Iconic brands are rethinking their logos.
Along with luxury labels like Fendi and Burberry, Dockers' announced it will roll out a new logo across all global omnichannel communications for Fall ’18. The logo is a riff on the brand’s 1986 logo, the same year the Levi Strauss & Co.-owned brand launched its famous khakis program.
Like the original, the 2018 logo features the brand name in stencil lettering and the wings and anchor motif that pays homage to Dockers’ seaside roots. A banner with “Est. 1986” replaces the original “Levi’s” banner.
The move aims to reinforce Dockers’ place as the original khakis brand, while speaking to nostalgia-loving millennial consumers.
“As the creators of the khaki category, we are proud of our rich history. Returning to the original logo not only celebrates our roots and heritage, but signals a new chapter for our brand. Over 30 years ago, we changed the way men dressed. Today, we continue to give men that confidence and comfort they need to be ready for anything,” Karen Riley-Grant, vice president of global marketing for Dockers, said.
Dockers is one of several heritage brands reexamining their logos—and for good reason. Levi’s recently reported that its Q2 women’s tops business increased 38 percent due to demand for logo tees alone.
Calvin Klein’s accessible logo tees and underwear have been among the brand’s bestselling items for several seasons, and now the brand has launched a diffusion line, Calvin Klein Jeans Est. 1978, offering more branded options. The collection sits in the upper echelon of the mid-tier market with retail prices spanning $50 for tees to $700 for outerwear.
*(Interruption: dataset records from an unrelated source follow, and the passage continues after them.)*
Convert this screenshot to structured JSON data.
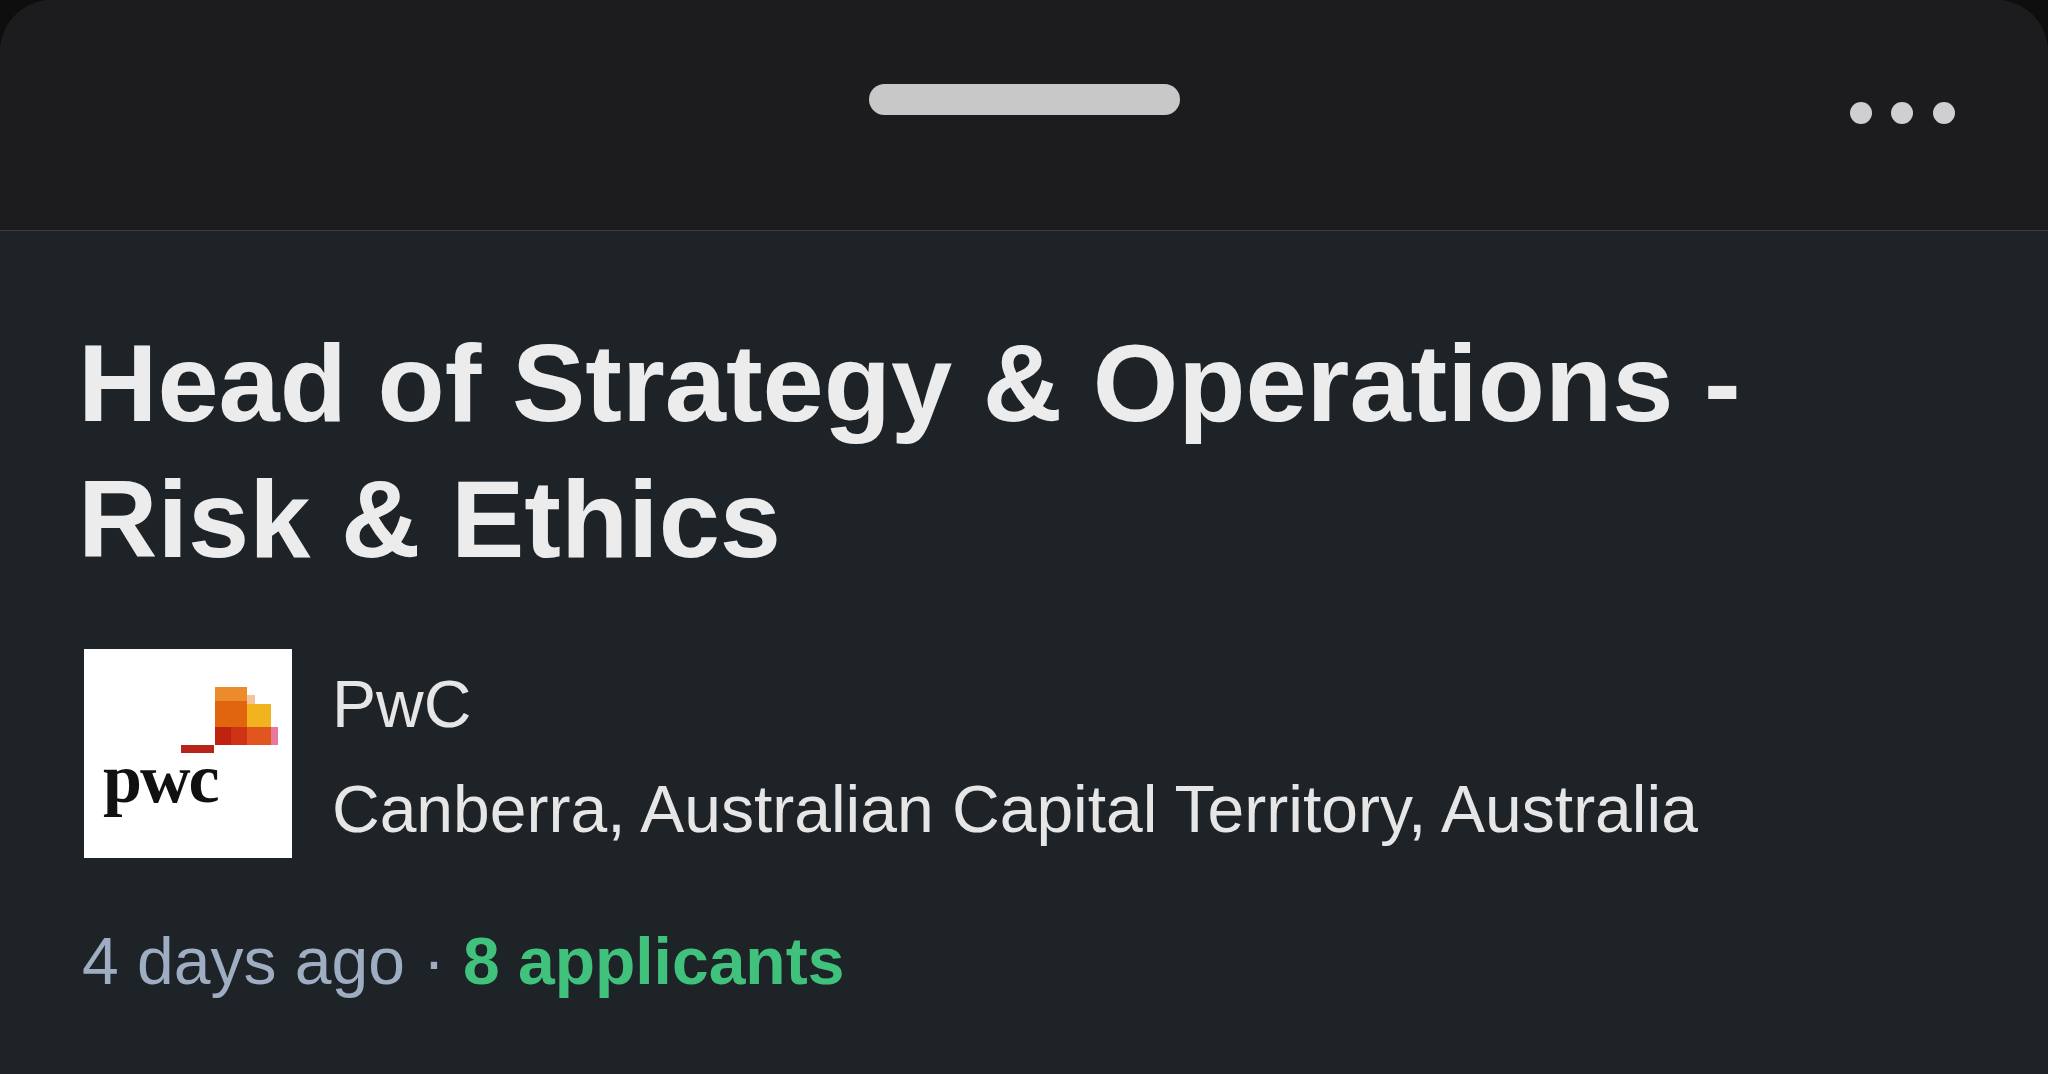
{
  "job": {
    "title": "Head of Strategy & Operations - Risk & Ethics",
    "company": {
      "name": "PwC",
      "logo_text": "pwc"
    },
    "location": "Canberra, Australian Capital Territory, Australia",
    "posted": "4 days ago",
    "separator": "·",
    "applicants": "8 applicants"
  }
}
This summer, The Gap introduced the “Logo Shop,” a men’s and women’s collection of tees featuring logos from the ’90s. The line also includes throwback totes, slides and a Gap belt buckle that is similar to Gucci’s popular double G belt buckle. The collection is the centerpiece of The Gap’s concept shop adjacent to its Fifth Avenue flagship in New York City.
Luxury brands are readjusting their logos, too. Burberry announced last week that it is changing its logo for the first time in two decades. Under the direction of its new designer Riccardo Tisci, the British brand is streamlining its logo with san serif lettering in all caps. The minimalistic logo is a sharp contrast to the brand’s previous traditional serif design. The brand is also introducing a new monogram made of interlocking T’s and B’s for founder Thomas Burberry.
In March, Fendi revived its signature FF logo in a youth-focused streetwear collection that spanned bum bags to sport slides. The bold logo collection is throwing the Italian luxury label back into the spotlight, thanks in part to celebrity endorsements by Kim Kardashian and Nicki Minaj. Lyst recently reported that online searches for pre-owned and new Fendi designs are up this quarter.
Christian Dior’s retro logo blanketed the revival collection of the saddle bag this summer, the brand’s “it bag” from the early 2000s. The French label is also playing with simple block letters on Instagram-friendly items like friendship bracelets, visors and canvas totes.
And Versace, known best for its opulent baroque patterns and stately lettering, reminded the world of its simple logo design from the ’80s with the Logo Mania collection. The vintage logo features a capital ‘V’ and lowercase letters with tight kerning. The collection, including the $350 T-shirt, was a popular pick for street style stars this summer during men’s fashion weeks.
Sound off: How much of this change do you feel is influenced by the popularity of streetwear brands like Supreme and Bape? Or is this just part of the circular trend of fashion and the logo fever that was a major part of what made brands like Benetton and Swatch so successful in the 80's?